Thank You For Clapping

Theatre Royal
Glasgow (UK), 17 February 2004

Blush (Ultima Vez and Woven Hand)

A matter of love and death
keeps the audience blushing

by Andrew Eaton
from Scottish newspaper The Scotsman, 18 February 2004

My favourite moment in Blush is when one of Wim Vandekeybus’s ten-strong cast throws crumbs at the front row of the Theatre Royal, and footage of snorting, feeding pigs suddenly appears on a giant screen at the back of the stage. Are we supposed to feel insulted, being compared to pigs? My guess is that Vandekeybus, whose Ultima Vez company is now on its 15th show, doesn’t mind, as long as there is an involuntary reaction of some description, A blush, in other words.

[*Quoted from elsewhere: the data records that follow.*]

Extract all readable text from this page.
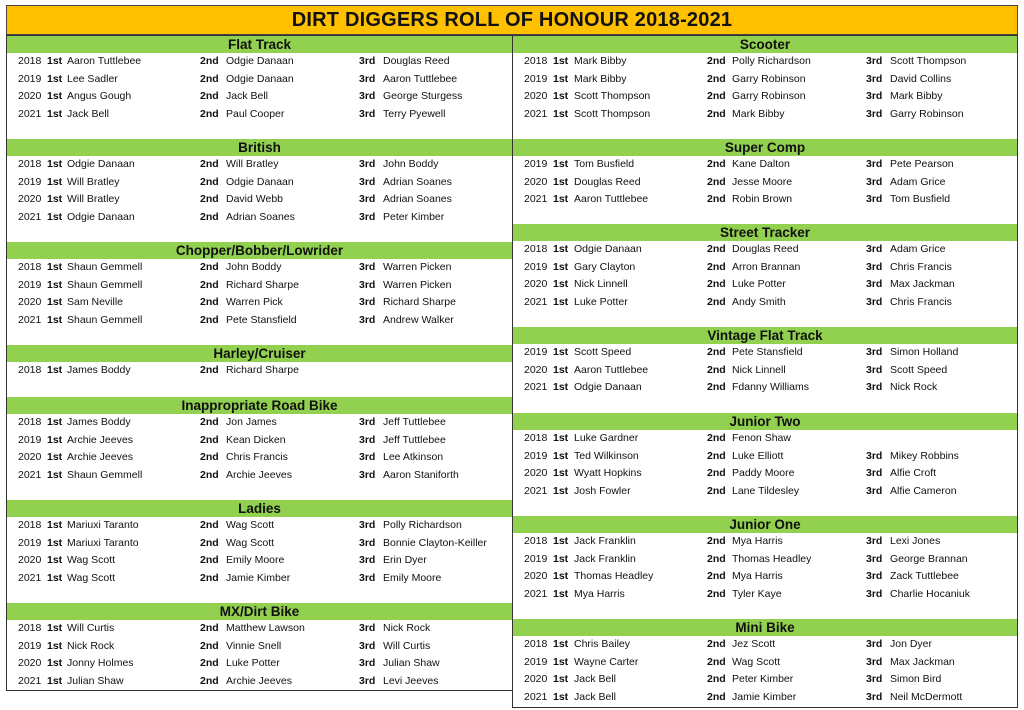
DIRT DIGGERS ROLL OF HONOUR 2018-2021
Flat Track
2018 1st Aaron Tuttlebee	2nd Odgie Danaan	3rd Douglas Reed
2019 1st Lee Sadler	2nd Odgie Danaan	3rd Aaron Tuttlebee
2020 1st Angus Gough	2nd Jack Bell	3rd George Sturgess
2021 1st Jack Bell	2nd Paul Cooper	3rd Terry Pyewell
British
2018 1st Odgie Danaan	2nd Will Bratley	3rd John Boddy
2019 1st Will Bratley	2nd Odgie Danaan	3rd Adrian Soanes
2020 1st Will Bratley	2nd David Webb	3rd Adrian Soanes
2021 1st Odgie Danaan	2nd Adrian Soanes	3rd Peter Kimber
Chopper/Bobber/Lowrider
2018 1st Shaun Gemmell	2nd John Boddy	3rd Warren Picken
2019 1st Shaun Gemmell	2nd Richard Sharpe	3rd Warren Picken
2020 1st Sam Neville	2nd Warren Pick	3rd Richard Sharpe
2021 1st Shaun Gemmell	2nd Pete Stansfield	3rd Andrew Walker
Harley/Cruiser
2018 1st James Boddy	2nd Richard Sharpe
Inappropriate Road Bike
2018 1st James Boddy	2nd Jon James	3rd Jeff Tuttlebee
2019 1st Archie Jeeves	2nd Kean Dicken	3rd Jeff Tuttlebee
2020 1st Archie Jeeves	2nd Chris Francis	3rd Lee Atkinson
2021 1st Shaun Gemmell	2nd Archie Jeeves	3rd Aaron Staniforth
Ladies
2018 1st Mariuxi Taranto	2nd Wag Scott	3rd Polly Richardson
2019 1st Mariuxi Taranto	2nd Wag Scott	3rd Bonnie Clayton-Keiller
2020 1st Wag Scott	2nd Emily Moore	3rd Erin Dyer
2021 1st Wag Scott	2nd Jamie Kimber	3rd Emily Moore
MX/Dirt Bike
2018 1st Will Curtis	2nd Matthew Lawson	3rd Nick Rock
2019 1st Nick Rock	2nd Vinnie Snell	3rd Will Curtis
2020 1st Jonny Holmes	2nd Luke Potter	3rd Julian Shaw
2021 1st Julian Shaw	2nd Archie Jeeves	3rd Levi Jeeves
Scooter
2018 1st Mark Bibby	2nd Polly Richardson	3rd Scott Thompson
2019 1st Mark Bibby	2nd Garry Robinson	3rd David Collins
2020 1st Scott Thompson	2nd Garry Robinson	3rd Mark Bibby
2021 1st Scott Thompson	2nd Mark Bibby	3rd Garry Robinson
Super Comp
2019 1st Tom Busfield	2nd Kane Dalton	3rd Pete Pearson
2020 1st Douglas Reed	2nd Jesse Moore	3rd Adam Grice
2021 1st Aaron Tuttlebee	2nd Robin Brown	3rd Tom Busfield
Street Tracker
2018 1st Odgie Danaan	2nd Douglas Reed	3rd Adam Grice
2019 1st Gary Clayton	2nd Arron Brannan	3rd Chris Francis
2020 1st Nick Linnell	2nd Luke Potter	3rd Max Jackman
2021 1st Luke Potter	2nd Andy Smith	3rd Chris Francis
Vintage Flat Track
2019 1st Scott Speed	2nd Pete Stansfield	3rd Simon Holland
2020 1st Aaron Tuttlebee	2nd Nick Linnell	3rd Scott Speed
2021 1st Odgie Danaan	2nd Fdanny Williams	3rd Nick Rock
Junior Two
2018 1st Luke Gardner	2nd Fenon Shaw
2019 1st Ted Wilkinson	2nd Luke Elliott	3rd Mikey Robbins
2020 1st Wyatt Hopkins	2nd Paddy Moore	3rd Alfie Croft
2021 1st Josh Fowler	2nd Lane Tildesley	3rd Alfie Cameron
Junior One
2018 1st Jack Franklin	2nd Mya Harris	3rd Lexi Jones
2019 1st Jack Franklin	2nd Thomas Headley	3rd George Brannan
2020 1st Thomas Headley	2nd Mya Harris	3rd Zack Tuttlebee
2021 1st Mya Harris	2nd Tyler Kaye	3rd Charlie Hocaniuk
Mini Bike
2018 1st Chris Bailey	2nd Jez Scott	3rd Jon Dyer
2019 1st Wayne Carter	2nd Wag Scott	3rd Max Jackman
2020 1st Jack Bell	2nd Peter Kimber	3rd Simon Bird
2021 1st Jack Bell	2nd Jamie Kimber	3rd Neil McDermott
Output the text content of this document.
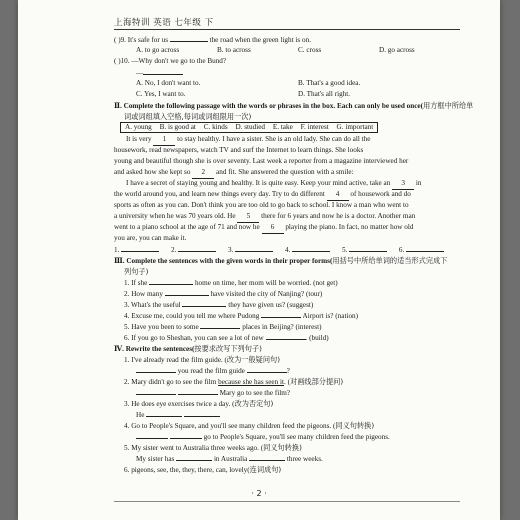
上海特训 英语 七年级 下
( )9. It's safe for us	the road when the green light is on.
A. to go across	B. to across	C. cross	D. go across
( )10. —Why don't we go to the Bund?
—
A. No, I don't want to.	B. That's a good idea.
C. Yes, I want to.	D. That's all right.
Ⅱ. Complete the following passage with the words or phrases in the box. Each can only be used once(用方框中所给单
词或词组填入空格,每词或词组限用一次)
A. young B. is good at C. kinds D. studied E. take F. interest G. important
It is very 1 to stay healthy. I have a sister. She is an old lady. She can do all the
housework, read newspapers, watch TV and surf the Internet to learn things. She looks
young and beautiful though she is over seventy. Last week a reporter from a magazine interviewed her
and asked how she kept so 2 and fit. She answered the question with a smile:
I have a secret of staying young and healthy. It is quite easy. Keep your mind active, take an 3 in
the world around you, and learn new things every day. Try to do different 4 of housework and do
sports as often as you can. Don't think you are too old to go back to school. I know a man who went to
a university when he was 70 years old. He 5 there for 6 years and now he is a doctor. Another man
went to a piano school at the age of 71 and now he 6 playing the piano. In fact, no matter how old
you are, you can make it.
1.	2.	3.	4.	5.	6.
Ⅲ. Complete the sentences with the given words in their proper forms(用括号中所给单词的适当形式完成下
列句子)
1. If she	home on time, her mom will be worried. (not get)
2. How many	have visited the city of Nanjing? (tour)
3. What's the useful	they have given us? (suggest)
4. Excuse me, could you tell me where Pudong	Airport is? (nation)
5. Have you been to some	places in Beijing? (interest)
6. If you go to Sheshan, you can see a lot of new	. (build)
Ⅳ. Rewrite the sentences(按要求改写下列句子)
1. I've already read the film guide. (改为一般疑问句)
you read the film guide	?
2. Mary didn't go to see the film because she has seen it. (对画线部分提问)
Mary go to see the film?
3. He does eye exercises twice a day. (改为否定句)
He
4. Go to People's Square, and you'll see many children feed the pigeons. (同义句转换)
go to People's Square, you'll see many children feed the pigeons.
5. My sister went to Australia three weeks ago. (同义句转换)
My sister has	in Australia	three weeks.
6. pigeons, see, the, they, there, can, lovely(连词成句)
· 2 ·
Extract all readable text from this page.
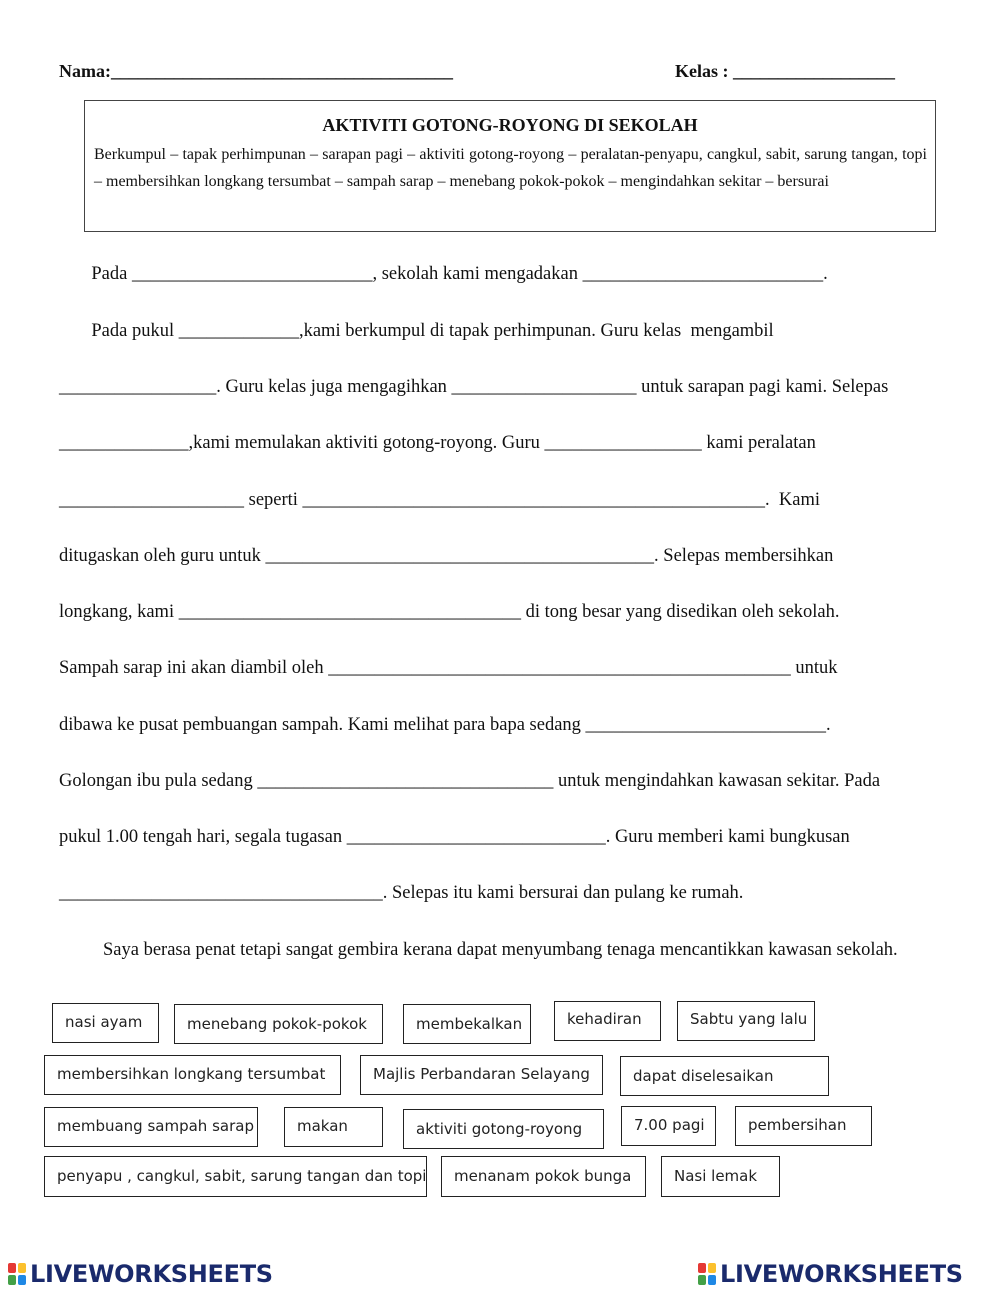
Nama:______________________________________	Kelas : __________________
AKTIVITI GOTONG-ROYONG DI SEKOLAH
Berkumpul – tapak perhimpunan – sarapan pagi – aktiviti gotong-royong – peralatan-penyapu, cangkul, sabit, sarung tangan, topi – membersihkan longkang tersumbat – sampah sarap – menebang pokok-pokok – mengindahkan sekitar – bersurai
Pada __________________________, sekolah kami mengadakan __________________________.
Pada pukul _____________,kami berkumpul di tapak perhimpunan. Guru kelas  mengambil
_________________. Guru kelas juga mengagihkan ____________________ untuk sarapan pagi kami. Selepas
______________,kami memulakan aktiviti gotong-royong. Guru _________________ kami peralatan
____________________ seperti __________________________________________________.  Kami
ditugaskan oleh guru untuk __________________________________________. Selepas membersihkan
longkang, kami _____________________________________ di tong besar yang disedikan oleh sekolah.
Sampah sarap ini akan diambil oleh __________________________________________________ untuk
dibawa ke pusat pembuangan sampah. Kami melihat para bapa sedang __________________________.
Golongan ibu pula sedang ________________________________ untuk mengindahkan kawasan sekitar. Pada
pukul 1.00 tengah hari, segala tugasan ____________________________. Guru memberi kami bungkusan
___________________________________. Selepas itu kami bersurai dan pulang ke rumah.
Saya berasa penat tetapi sangat gembira kerana dapat menyumbang tenaga mencantikkan kawasan sekolah.
nasi ayam	menebang pokok-pokok	membekalkan	kehadiran	Sabtu yang lalu
membersihkan longkang tersumbat	Majlis Perbandaran Selayang	dapat diselesaikan
membuang sampah sarap	makan	aktiviti gotong-royong	7.00 pagi	pembersihan
penyapu , cangkul, sabit, sarung tangan dan topi	menanam pokok bunga	Nasi lemak
LIVEWORKSHEETS	LIVEWORKSHEETS
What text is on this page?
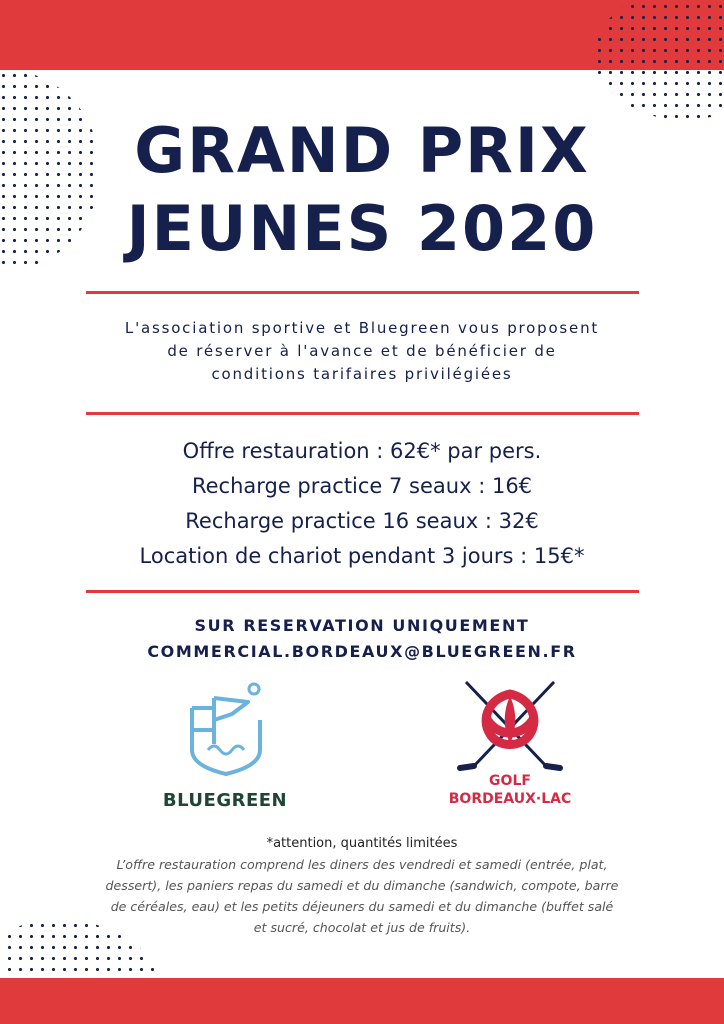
GRAND PRIX
JEUNES 2020
L'association sportive et Bluegreen vous proposent
de réserver à l'avance et de bénéficier de
conditions tarifaires privilégiées
Offre restauration : 62€* par pers.
Recharge practice 7 seaux : 16€
Recharge practice 16 seaux : 32€
Location de chariot pendant 3 jours : 15€*
SUR RESERVATION UNIQUEMENT
COMMERCIAL.BORDEAUX@BLUEGREEN.FR
BLUEGREEN
GOLF
BORDEAUX·LAC
*attention, quantités limitées
L’offre restauration comprend les diners des vendredi et samedi (entrée, plat,
dessert), les paniers repas du samedi et du dimanche (sandwich, compote, barre
de céréales, eau) et les petits déjeuners du samedi et du dimanche (buffet salé
et sucré, chocolat et jus de fruits).
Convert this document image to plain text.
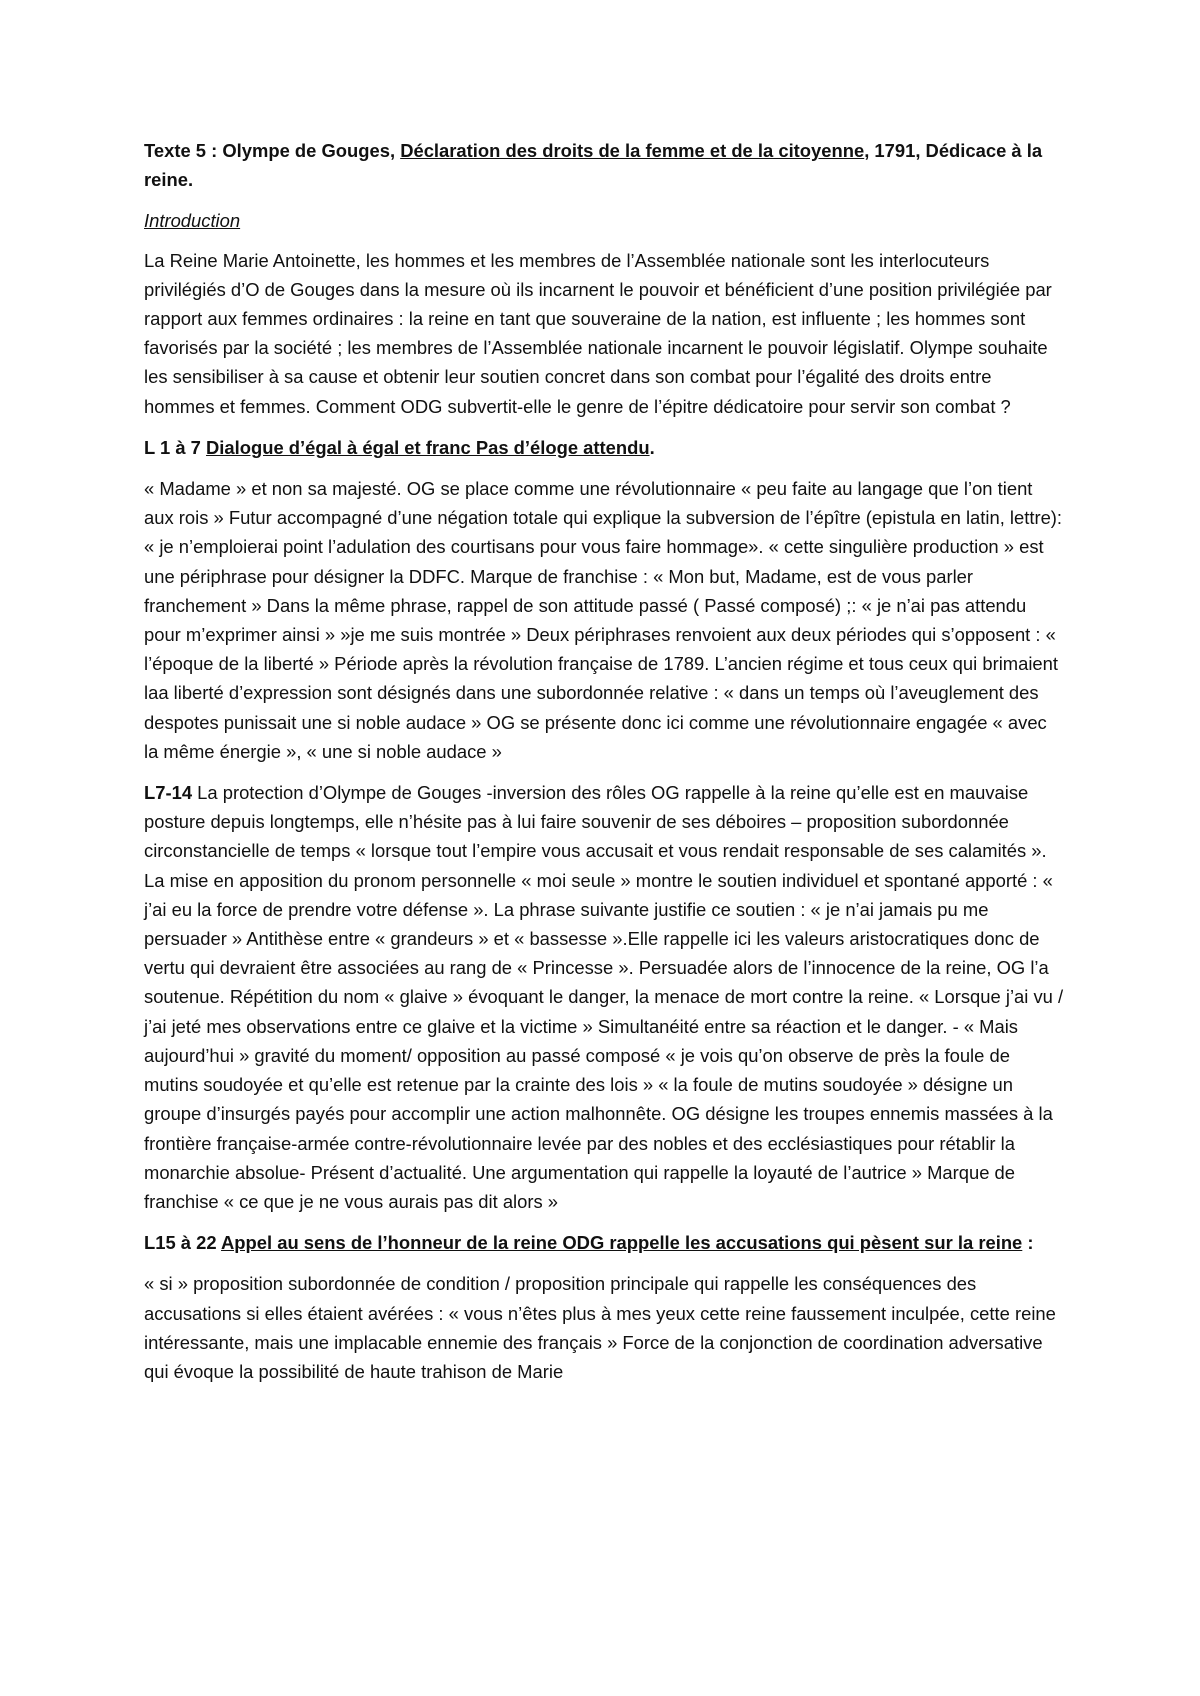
Texte 5 : Olympe de Gouges, Déclaration des droits de la femme et de la citoyenne, 1791, Dédicace à la reine.
Introduction

La Reine Marie Antoinette, les hommes et les membres de l’Assemblée nationale sont les interlocuteurs privilégiés d’O de Gouges dans la mesure où ils incarnent le pouvoir et bénéficient d’une position privilégiée par rapport aux femmes ordinaires : la reine en tant que souveraine de la nation, est influente ; les hommes sont favorisés par la société ; les membres de l’Assemblée nationale incarnent le pouvoir législatif. Olympe souhaite les sensibiliser à sa cause et obtenir leur soutien concret dans son combat pour l’égalité des droits entre hommes et femmes. Comment ODG subvertit-elle le genre de l’épitre dédicatoire pour servir son combat ?

L 1 à 7 Dialogue d’égal à égal et franc Pas d’éloge attendu.

« Madame » et non sa majesté. OG se place comme une révolutionnaire « peu faite au langage que l’on tient aux rois » Futur accompagné d’une négation totale qui explique la subversion de l’épître (epistula en latin, lettre): « je n’emploierai point l’adulation des courtisans pour vous faire hommage». « cette singulière production » est une périphrase pour désigner la DDFC. Marque de franchise : « Mon but, Madame, est de vous parler franchement » Dans la même phrase, rappel de son attitude passé ( Passé composé) ;: « je n’ai pas attendu pour m’exprimer ainsi » »je me suis montrée » Deux périphrases renvoient aux deux périodes qui s’opposent : « l’époque de la liberté » Période après la révolution française de 1789. L’ancien régime et tous ceux qui brimaient laa liberté d’expression sont désignés dans une subordonnée relative : « dans un temps où l’aveuglement des despotes punissait une si noble audace » OG se présente donc ici comme une révolutionnaire engagée « avec la même énergie », « une si noble audace »

L7-14 La protection d’Olympe de Gouges -inversion des rôles OG rappelle à la reine qu’elle est en mauvaise posture depuis longtemps, elle n’hésite pas à lui faire souvenir de ses déboires – proposition subordonnée circonstancielle de temps « lorsque tout l’empire vous accusait et vous rendait responsable de ses calamités ». La mise en apposition du pronom personnelle « moi seule » montre le soutien individuel et spontané apporté : « j’ai eu la force de prendre votre défense ». La phrase suivante justifie ce soutien : « je n’ai jamais pu me persuader » Antithèse entre « grandeurs » et « bassesse ».Elle rappelle ici les valeurs aristocratiques donc de vertu qui devraient être associées au rang de « Princesse ». Persuadée alors de l’innocence de la reine, OG l’a soutenue. Répétition du nom « glaive » évoquant le danger, la menace de mort contre la reine. « Lorsque j’ai vu / j’ai jeté mes observations entre ce glaive et la victime » Simultanéité entre sa réaction et le danger. - « Mais aujourd’hui » gravité du moment/ opposition au passé composé « je vois qu’on observe de près la foule de mutins soudoyée et qu’elle est retenue par la crainte des lois » « la foule de mutins soudoyée » désigne un groupe d’insurgés payés pour accomplir une action malhonnête. OG désigne les troupes ennemis massées à la frontière française-armée contre-révolutionnaire levée par des nobles et des ecclésiastiques pour rétablir la monarchie absolue- Présent d’actualité. Une argumentation qui rappelle la loyauté de l’autrice » Marque de franchise « ce que je ne vous aurais pas dit alors »

L15 à 22 Appel au sens de l’honneur de la reine ODG rappelle les accusations qui pèsent sur la reine :

« si » proposition subordonnée de condition / proposition principale qui rappelle les conséquences des accusations si elles étaient avérées : « vous n’êtes plus à mes yeux cette reine faussement inculpée, cette reine intéressante, mais une implacable ennemie des français » Force de la conjonction de coordination adversative qui évoque la possibilité de haute trahison de Marie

This is a show about the way people react to things. It begins with a man, who has just had sex but doesn’t know it because he was asleep, pointing at members of the audience and asking provocative questions ("do you swallow?" etc). Then a woman lists all the ways she has provoked physical or emotional reactions in herself: punching her fist through a window; watching a mosquito suck blood from her arm. These things, she says mournfully, she will never do again. We meet her again later, at which point she seems to be dead or dying. At the funeral, two men have a row about love; one says it is a beautiful, poetic miracle, the other says it’s a chemical reaction in the brain. They fight, and one of them ends up naked, screaming "Love or death!"

None of this does justice to Blush. A terrific fusion of theatre, music, film and dance, it assaults you with imagery, and almost every image is gorgeous and spectacularly choreographed. Meaning keeps hovering into view and then flapping off again; forced to guess, I’d say it’s about how our instincts often become so raw and savage it’s difficult to distinguish us from animals.

In every dance sequence there’s an undercurrent of violence. Out on the street afterwards, a woman said: "What was all that about?" Fair point. Looks fabulous though. See it tonight if you can.